Monthly Shaarli

All links of one month in a single page.

May, 2025

MAC Address Vendor Lookup | MAC Address Lookup

Find vendor names from MAC addresses.

About Lojban :: lojban.io

A very nice FAQ for Lojban.

Delimited continuations

Deliminted continuation is a control flow mechanism involving two primitives prompt and control. It resembles call/cc at a glance, but the scope is different.

For example, the following expression returns 7:

(prompt
  (+ 1 (control k 
    (let ([x (k 1)] [y (k 2)] [z (* x y)])
      (k z)))

k is a continuation reified as a function. To understand the code above, read k as a blackbox function. Its input replaces the (control ...) where the part of body of (prompt ...) starting from the (control ...) gets evaluated, then the output of (prompt ...) gets returned as the output of (k ...). I find visualizing (prompt ...) as a box and (control k ...) as a hole helpful for understanding.

Announcing Clipper: TLS-transparent HTTP debugging for native apps - jade's www site

Clipper is a network debugging tool that intercepts TLS traffic to allow the traffic to be viewed on Chrome Dev Tools. What interests me the most is how it decrypt TLS traffic.

There are several ways to do that that I know of: The first method is with environment variable SSLKEYLOGFILE; tools that respect the environment can dump the keys to the specified file, which can picked up by tools like Wireshark. The problem is that many tools doesn't respect the variable out of box. The second is MITM the traffic with a self-signed certificate. This method doesn't work with TLS key pinning and does not truly reflect the traffic due to the proxy layer.
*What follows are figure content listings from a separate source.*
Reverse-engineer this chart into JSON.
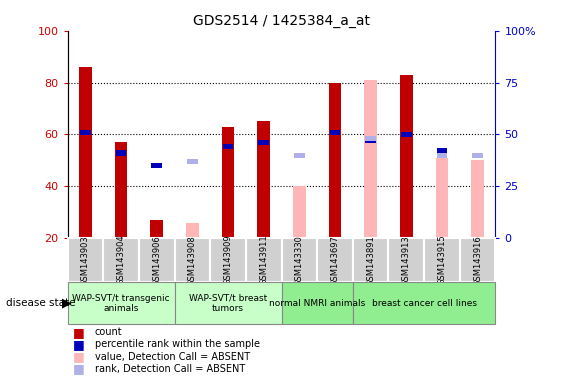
{
  "title": "GDS2514 / 1425384_a_at",
  "samples": [
    "GSM143903",
    "GSM143904",
    "GSM143906",
    "GSM143908",
    "GSM143909",
    "GSM143911",
    "GSM143330",
    "GSM143697",
    "GSM143891",
    "GSM143913",
    "GSM143915",
    "GSM143916"
  ],
  "count": [
    86,
    57,
    27,
    0,
    63,
    65,
    0,
    80,
    0,
    83,
    0,
    0
  ],
  "count_absent": [
    0,
    0,
    0,
    26,
    0,
    0,
    40,
    0,
    81,
    0,
    51,
    50
  ],
  "percentile_rank": [
    51,
    41,
    35,
    0,
    44,
    46,
    0,
    51,
    47,
    50,
    42,
    40
  ],
  "rank_absent": [
    0,
    0,
    0,
    37,
    0,
    0,
    40,
    0,
    48,
    0,
    40,
    40
  ],
  "colors": {
    "count": "#c00000",
    "count_absent": "#ffb6b6",
    "percentile_rank": "#0000bb",
    "rank_absent": "#b0b0e8",
    "axis_left": "#cc0000",
    "axis_right": "#0000cc"
  },
  "groups": [
    {
      "name": "WAP-SVT/t transgenic\nanimals",
      "indices": [
        0,
        1,
        2
      ],
      "color": "#c8ffc8"
    },
    {
      "name": "WAP-SVT/t breast\ntumors",
      "indices": [
        3,
        4,
        5
      ],
      "color": "#c8ffc8"
    },
    {
      "name": "normal NMRI animals",
      "indices": [
        6,
        7
      ],
      "color": "#90ee90"
    },
    {
      "name": "breast cancer cell lines",
      "indices": [
        8,
        9,
        10,
        11
      ],
      "color": "#90ee90"
    }
  ],
  "ylim": [
    20,
    100
  ],
  "y2lim": [
    0,
    100
  ],
  "yticks_left": [
    20,
    40,
    60,
    80,
    100
  ],
  "yticks_right_vals": [
    0,
    25,
    50,
    75,
    100
  ],
  "yticks_right_labels": [
    "0",
    "25",
    "50",
    "75",
    "100%"
  ],
  "bar_width": 0.35,
  "rank_square_size": 2.5
}
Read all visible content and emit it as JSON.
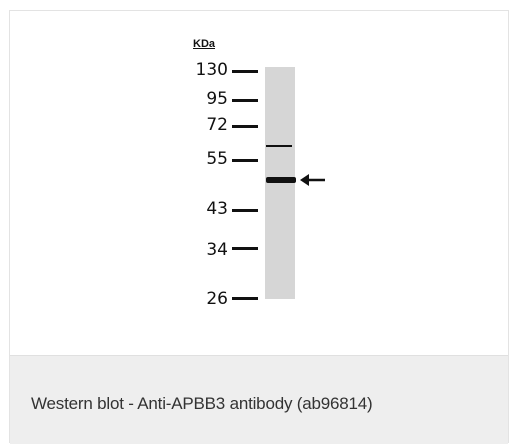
{
  "blot": {
    "unit_label": "KDa",
    "markers": [
      {
        "label": "130"
      },
      {
        "label": "95"
      },
      {
        "label": "72"
      },
      {
        "label": "55"
      },
      {
        "label": "43"
      },
      {
        "label": "34"
      },
      {
        "label": "26"
      }
    ]
  },
  "caption": "Western blot - Anti-APBB3 antibody (ab96814)"
}
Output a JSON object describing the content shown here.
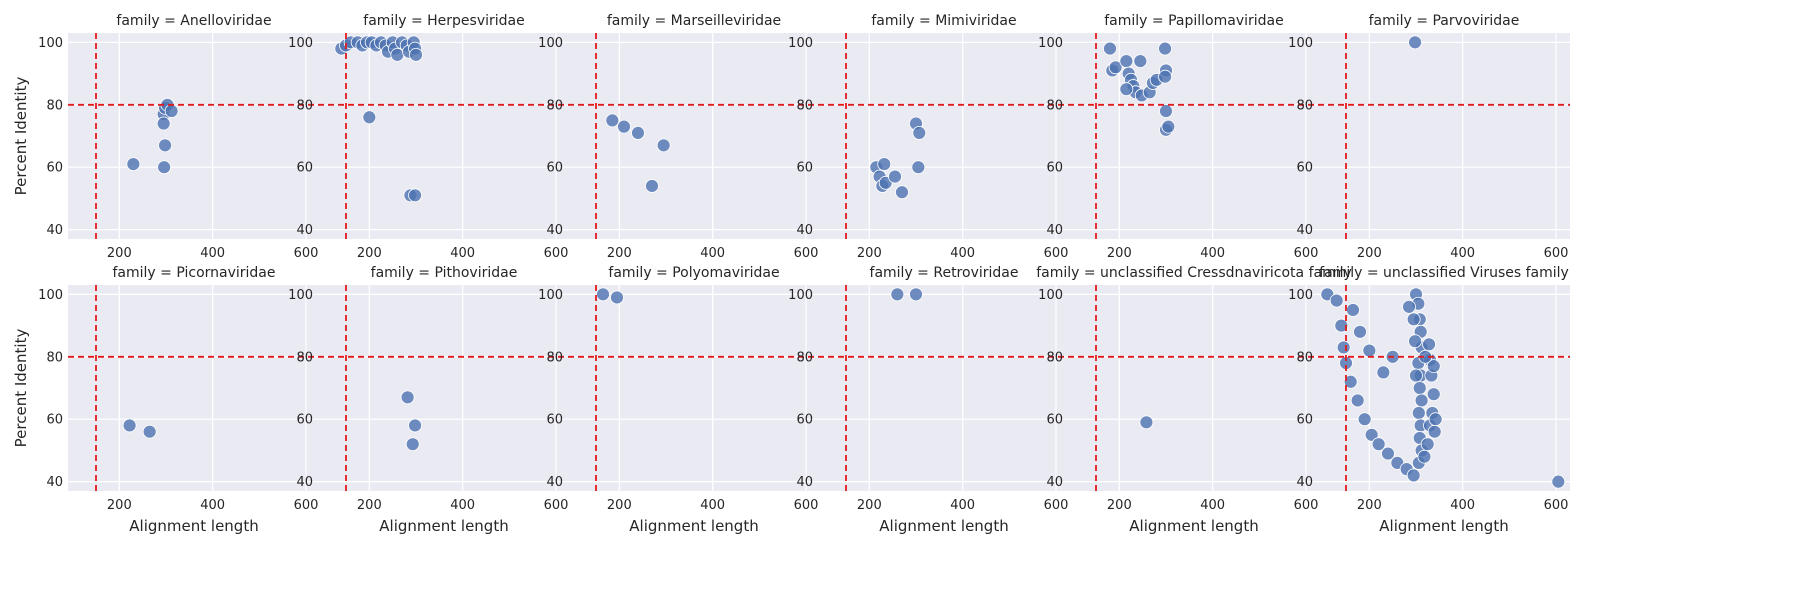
{
  "chart_data": {
    "type": "scatter",
    "facet_prefix": "family = ",
    "xlabel": "Alignment length",
    "ylabel": "Percent Identity",
    "xlim": [
      90,
      630
    ],
    "ylim": [
      37,
      103
    ],
    "xticks": [
      200,
      400,
      600
    ],
    "yticks": [
      40,
      60,
      80,
      100
    ],
    "reference_lines": {
      "x": 150,
      "y": 80,
      "color": "#e31a1c",
      "style": "dashed"
    },
    "point_color": "#4c72b0",
    "grid": true,
    "panels": [
      {
        "family": "Anelloviridae",
        "points": [
          [
            230,
            61
          ],
          [
            295,
            77
          ],
          [
            298,
            79
          ],
          [
            303,
            80
          ],
          [
            312,
            78
          ],
          [
            295,
            74
          ],
          [
            298,
            67
          ],
          [
            296,
            60
          ]
        ]
      },
      {
        "family": "Herpesviridae",
        "points": [
          [
            140,
            98
          ],
          [
            150,
            99
          ],
          [
            160,
            100
          ],
          [
            175,
            100
          ],
          [
            185,
            99
          ],
          [
            195,
            100
          ],
          [
            205,
            100
          ],
          [
            215,
            99
          ],
          [
            225,
            100
          ],
          [
            235,
            99
          ],
          [
            240,
            97
          ],
          [
            250,
            100
          ],
          [
            255,
            98
          ],
          [
            260,
            96
          ],
          [
            270,
            100
          ],
          [
            280,
            99
          ],
          [
            285,
            97
          ],
          [
            295,
            100
          ],
          [
            298,
            98
          ],
          [
            300,
            96
          ],
          [
            200,
            76
          ],
          [
            288,
            51
          ],
          [
            298,
            51
          ]
        ]
      },
      {
        "family": "Marseilleviridae",
        "points": [
          [
            185,
            75
          ],
          [
            210,
            73
          ],
          [
            240,
            71
          ],
          [
            295,
            67
          ],
          [
            270,
            54
          ]
        ]
      },
      {
        "family": "Mimiviridae",
        "points": [
          [
            215,
            60
          ],
          [
            222,
            57
          ],
          [
            228,
            54
          ],
          [
            235,
            55
          ],
          [
            232,
            61
          ],
          [
            255,
            57
          ],
          [
            270,
            52
          ],
          [
            300,
            74
          ],
          [
            307,
            71
          ],
          [
            305,
            60
          ]
        ]
      },
      {
        "family": "Papillomaviridae",
        "points": [
          [
            180,
            98
          ],
          [
            185,
            91
          ],
          [
            192,
            92
          ],
          [
            215,
            94
          ],
          [
            220,
            90
          ],
          [
            225,
            88
          ],
          [
            230,
            86
          ],
          [
            235,
            84
          ],
          [
            245,
            94
          ],
          [
            248,
            83
          ],
          [
            265,
            84
          ],
          [
            272,
            87
          ],
          [
            280,
            88
          ],
          [
            298,
            98
          ],
          [
            300,
            91
          ],
          [
            298,
            89
          ],
          [
            300,
            78
          ],
          [
            300,
            72
          ],
          [
            305,
            73
          ],
          [
            215,
            85
          ]
        ]
      },
      {
        "family": "Parvoviridae",
        "points": [
          [
            298,
            100
          ]
        ]
      },
      {
        "family": "Picornaviridae",
        "points": [
          [
            222,
            58
          ],
          [
            265,
            56
          ]
        ]
      },
      {
        "family": "Pithoviridae",
        "points": [
          [
            282,
            67
          ],
          [
            298,
            58
          ],
          [
            293,
            52
          ]
        ]
      },
      {
        "family": "Polyomaviridae",
        "points": [
          [
            165,
            100
          ],
          [
            195,
            99
          ]
        ]
      },
      {
        "family": "Retroviridae",
        "points": [
          [
            260,
            100
          ],
          [
            300,
            100
          ]
        ]
      },
      {
        "family": "unclassified Cressdnaviricota family",
        "points": [
          [
            258,
            59
          ]
        ]
      },
      {
        "family": "unclassified Viruses family",
        "points": [
          [
            110,
            100
          ],
          [
            130,
            98
          ],
          [
            140,
            90
          ],
          [
            145,
            83
          ],
          [
            150,
            78
          ],
          [
            160,
            72
          ],
          [
            175,
            66
          ],
          [
            190,
            60
          ],
          [
            205,
            55
          ],
          [
            220,
            52
          ],
          [
            240,
            49
          ],
          [
            260,
            46
          ],
          [
            280,
            44
          ],
          [
            295,
            42
          ],
          [
            300,
            100
          ],
          [
            305,
            97
          ],
          [
            308,
            92
          ],
          [
            310,
            88
          ],
          [
            312,
            83
          ],
          [
            305,
            78
          ],
          [
            310,
            74
          ],
          [
            308,
            70
          ],
          [
            312,
            66
          ],
          [
            306,
            62
          ],
          [
            310,
            58
          ],
          [
            308,
            54
          ],
          [
            312,
            50
          ],
          [
            306,
            46
          ],
          [
            318,
            48
          ],
          [
            325,
            52
          ],
          [
            330,
            58
          ],
          [
            335,
            62
          ],
          [
            338,
            68
          ],
          [
            333,
            74
          ],
          [
            330,
            79
          ],
          [
            328,
            84
          ],
          [
            340,
            56
          ],
          [
            342,
            60
          ],
          [
            338,
            77
          ],
          [
            320,
            80
          ],
          [
            605,
            40
          ],
          [
            295,
            92
          ],
          [
            298,
            85
          ],
          [
            300,
            74
          ],
          [
            285,
            96
          ],
          [
            250,
            80
          ],
          [
            230,
            75
          ],
          [
            200,
            82
          ],
          [
            180,
            88
          ],
          [
            165,
            95
          ]
        ]
      }
    ]
  }
}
Clipper instead used the trick to LD_PRELOAD a library that uses Frida to hook library functions (e.g. OpenSSL) to extract the keys, and implement a universal SSLKEYLOGFILE support.

Lossless Video Compression Using Rational Bloom Filters

Observation: bitstream with low density of 1s (< p=0.32) can be encoded more efficiently by positions of the ones. We store those positions into a set implemented using bloom filter. We can calculate the theoretically optimal parameters for bloom filter to maximize compression. With a bloomfilter bitmap plus a data structure for recovering info in case of false positive we can achieve lossless compression. To decompress, we iterate through all possible positions, set the bit to one by querying set membership of the location.

To compress video, the author encodes the difference between video frames as a bitstream of mostly one, which then gets compressed with bloom filter.

Another innovation is rational bloom filter - the number of optimal hash functions is usually not integer. Typical implementation just round the number to an integer and use that. The author proposed to use ⌊k⌋ hash functions deterministically and with k-⌊k⌋ probability applying an additional hash. The probability is applied deterministically based on the value.

Attention Wasn't All We Needed

Stephen Diehl's summary of the most influential advancements on top of the Attention Mechanism. The article comes with detailed descriptions and from-scratch codes demonstrating how exactly these techniques work.

Reservoir Sampling

Reservoir sampling is a technique for selecting a fair random sample when you don't know the size of the set you're sampling from.

An algorithm like this is applicable in cases like rate limiting sending a fixed number of logs per time interval to protect against bursting. A naive greedy approach will result in biases. We want to evenly sample the logs.

The trick is to use a fixed K slots of log entries (K corresponds to the per-bucket rate limit). For upcoming entries, first fill the slots (N<=K), for an upcoming entry after N>K, we decide to replace a slot with the new entry at the probability of K/N. The evicted slot is chosen randomly from the K slots. In the end of the time interval, flush the slots.

A faster way to copy SQLite databases between computers | Hacker News

TIL the author of SQLite wrote a tool called sqlite3_rsync that can be used to copy one database across machines. It does so incrementally like rsync while preserving the integrity of the database so both the source and the replica databases are safe to use when copying.